Adolphe
MONOD « Saint Paul »
La conversion, qu’est-elle ? A cette
question, la conversion de Saul répond par des faits. Notre texte ne nous dit
nulle part : Saul se convertit ; mais il nous le montre faisant des œuvres
toutes nouvelles, et nous laisse le soin de conclure que son cœur a été
changé. Il ne faut, pour reconnaître ce changement, que se rendre compte
de ce qu’il était avant sa conversion, et de ce qu’il est après. Après :
Paul, un apôtre de Jésus-Christ, de tous les apôtres celui qui a travaillé
le plus, et celui qui a offert dans sa personne le modèle le plus accompli
de foi et de vie chrétienne ; avant : Saul, « un blasphémateur, un
persécuteur, un oppresseur », ne laissant d’autre ressource à la grâce «
que l’ignorance » où l’entretenait « son incrédulité »...
La
conversion n’est pas seulement une réforme de conduite. Nous ne voyons pas qu’il y ait eu rien à reprendre
dans la conduite de Saul. Il en appelle hardiment au témoignage de tout
son peuple, pour « la vie qu’il a menée dès sa jeunesse ». Nous ne
saurions donc nous le représenter autrement que réglé dans ses mœurs, honnête
dans les affaires, exact dans les sacrifices de la piété, libéral dans
ceux de la bienfaisance, en un mot honoré et honorable. Mais avec tout
cela, Saul était encore Saul, et Paul n’avait pas commencé.
La
conversion n’est pas seulement une soumission, même intérieure, à la loi
morale. Nous ne pouvons douter que
Saul ne fût, dans le sens intime et élevé du mot, un homme moral,
subordonnant la volonté propre au devoir, jusqu'au renoncement et au
sacrifice.

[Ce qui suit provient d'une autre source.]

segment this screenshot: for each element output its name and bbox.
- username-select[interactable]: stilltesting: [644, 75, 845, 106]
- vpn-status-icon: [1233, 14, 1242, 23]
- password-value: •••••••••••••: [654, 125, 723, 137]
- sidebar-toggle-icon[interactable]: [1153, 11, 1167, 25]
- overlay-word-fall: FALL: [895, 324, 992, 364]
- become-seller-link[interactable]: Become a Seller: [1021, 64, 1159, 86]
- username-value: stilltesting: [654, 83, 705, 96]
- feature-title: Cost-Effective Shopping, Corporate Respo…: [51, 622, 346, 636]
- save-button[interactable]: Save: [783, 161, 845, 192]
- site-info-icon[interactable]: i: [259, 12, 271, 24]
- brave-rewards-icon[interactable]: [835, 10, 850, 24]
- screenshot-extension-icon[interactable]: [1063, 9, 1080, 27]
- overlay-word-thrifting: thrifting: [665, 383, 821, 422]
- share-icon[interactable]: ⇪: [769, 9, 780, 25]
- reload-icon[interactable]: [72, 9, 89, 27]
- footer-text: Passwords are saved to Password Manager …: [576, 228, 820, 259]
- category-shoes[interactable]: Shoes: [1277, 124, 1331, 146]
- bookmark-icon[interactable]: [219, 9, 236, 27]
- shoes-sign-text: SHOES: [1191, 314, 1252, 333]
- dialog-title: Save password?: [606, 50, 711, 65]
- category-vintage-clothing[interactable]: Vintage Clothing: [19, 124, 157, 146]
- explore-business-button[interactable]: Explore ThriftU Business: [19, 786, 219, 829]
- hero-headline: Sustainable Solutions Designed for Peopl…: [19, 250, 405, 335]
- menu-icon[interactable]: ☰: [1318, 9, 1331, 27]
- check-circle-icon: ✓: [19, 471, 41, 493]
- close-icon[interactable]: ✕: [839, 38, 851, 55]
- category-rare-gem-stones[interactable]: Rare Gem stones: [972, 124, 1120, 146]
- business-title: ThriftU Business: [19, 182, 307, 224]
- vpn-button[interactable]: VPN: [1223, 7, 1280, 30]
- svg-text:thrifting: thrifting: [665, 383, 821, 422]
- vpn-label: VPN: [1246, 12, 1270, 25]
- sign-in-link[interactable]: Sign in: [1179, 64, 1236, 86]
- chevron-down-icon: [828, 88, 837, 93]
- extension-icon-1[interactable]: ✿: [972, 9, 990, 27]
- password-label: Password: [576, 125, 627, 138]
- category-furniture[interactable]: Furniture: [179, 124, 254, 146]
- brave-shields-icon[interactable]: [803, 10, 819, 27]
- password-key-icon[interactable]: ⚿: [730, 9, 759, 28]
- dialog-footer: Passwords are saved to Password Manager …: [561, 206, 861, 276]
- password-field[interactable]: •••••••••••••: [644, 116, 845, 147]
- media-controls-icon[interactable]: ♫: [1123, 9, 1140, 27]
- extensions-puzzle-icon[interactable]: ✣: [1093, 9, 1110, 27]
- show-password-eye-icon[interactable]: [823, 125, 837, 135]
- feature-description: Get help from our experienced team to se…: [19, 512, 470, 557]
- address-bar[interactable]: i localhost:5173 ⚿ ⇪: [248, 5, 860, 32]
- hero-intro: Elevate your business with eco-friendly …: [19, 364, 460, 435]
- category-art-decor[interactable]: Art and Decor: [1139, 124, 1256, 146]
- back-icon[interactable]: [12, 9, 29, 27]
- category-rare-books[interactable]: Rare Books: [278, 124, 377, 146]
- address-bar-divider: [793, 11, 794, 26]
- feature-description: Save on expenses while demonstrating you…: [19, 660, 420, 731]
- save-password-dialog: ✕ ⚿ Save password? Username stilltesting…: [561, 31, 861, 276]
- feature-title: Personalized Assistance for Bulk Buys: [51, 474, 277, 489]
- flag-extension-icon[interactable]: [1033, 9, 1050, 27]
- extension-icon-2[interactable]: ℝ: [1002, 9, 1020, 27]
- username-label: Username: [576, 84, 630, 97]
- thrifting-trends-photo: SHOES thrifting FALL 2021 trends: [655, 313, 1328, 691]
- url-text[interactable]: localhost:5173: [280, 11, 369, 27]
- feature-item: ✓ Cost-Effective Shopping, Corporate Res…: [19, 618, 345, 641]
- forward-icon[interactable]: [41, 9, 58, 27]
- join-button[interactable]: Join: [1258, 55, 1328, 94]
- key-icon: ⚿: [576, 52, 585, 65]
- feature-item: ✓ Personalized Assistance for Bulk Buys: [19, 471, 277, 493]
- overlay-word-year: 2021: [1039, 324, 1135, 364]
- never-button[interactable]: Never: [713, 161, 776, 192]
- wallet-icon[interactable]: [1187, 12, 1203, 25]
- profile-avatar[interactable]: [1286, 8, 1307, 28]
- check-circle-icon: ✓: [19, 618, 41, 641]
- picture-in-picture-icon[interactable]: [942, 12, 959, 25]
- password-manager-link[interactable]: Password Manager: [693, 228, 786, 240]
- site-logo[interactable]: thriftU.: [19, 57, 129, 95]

Il se rend le témoignage, en écrivant aux Philippiens, que « quant à la justice de la Loi, il
avait été sans reproche » ; et ce n’était pas peu de chose, pour le
Juif consciencieux et croyant, que cette justice de la Loi, « ce joug pesant, dit Saint Pierre, que
nous ni nos pères n’avons pu porter ». Mais avec tout cela, Saul était
encore Saul, et Paul n’avait pas commencé.
La
conversion n’est pas seulement l’acceptation, même sincère, de certains
principes religieux. Saul était
Israélite croyant, juif zélé, pharisien rigide, vrai entre les vrais; soumis
aux Écritures, servant le vrai Dieu, espérant au Messie, également
scrupuleux à observer toutes les ordonnances de Moïse et ardent à les
défendre. Mais avec tout cela, Saul était encore Saul, et Paul n’avait pas
commencé.
La
conversion n’est pas même un développement graduel, une amélioration
progressive de toutes les bonnes
dispositions que nous venons de reconnaître à Saul. Elles auraient eu beau
se développer, beau s’améliorer, fût-ce pendant un siècle : elles
n’auraient jamais pu donner que ce qu’elles contenaient en germe ; Saul
n'aurait fait que continuer Saul, et Paul n’aurait jamais commencé.
LA
CONVERSION EST LE POINT DE DÉPART D'UNE VIE NOUVELLE, contraire à l’ancienne dans sa direction générale :
c’est ce qu’indique le nom même dont elle se nomme, puisqu'il marque
un retour et un revirement de chemin. Par elle, Saul ne devient pas meilleur, mais il devient autre ; il n’est pas
plus fidèle qu'autrefois à ses principes, mais ses principes ont changé
; ce qu’il tenait pour mal, il le tient pour bien ; ce qu’il appelait
lumière, il l’appelle ténèbres ; il fait l’expérience personnelle de ce
qu’il devait exprimer si énergiquement plus tard : « Si donc quelqu'un est en Christ, c’est une nouvelle création ;
les choses vieilles sont passées, voici, toutes choses sont
faites nouvelles ». C’est qu’un germe nouveau, inconnu, étranger, a
été déposé au fond de son être : ce germe, c’est la foi en Jésus, le
Christ, le Fils de Dieu. Désormais, ce qu’il cherchait dans la loi, il ne
le cherche plus que dans la grâce ; ce qu'il attendait de sa justice
propre, il ne l’attend plus que de la justice de Dieu en Jésus-Christ.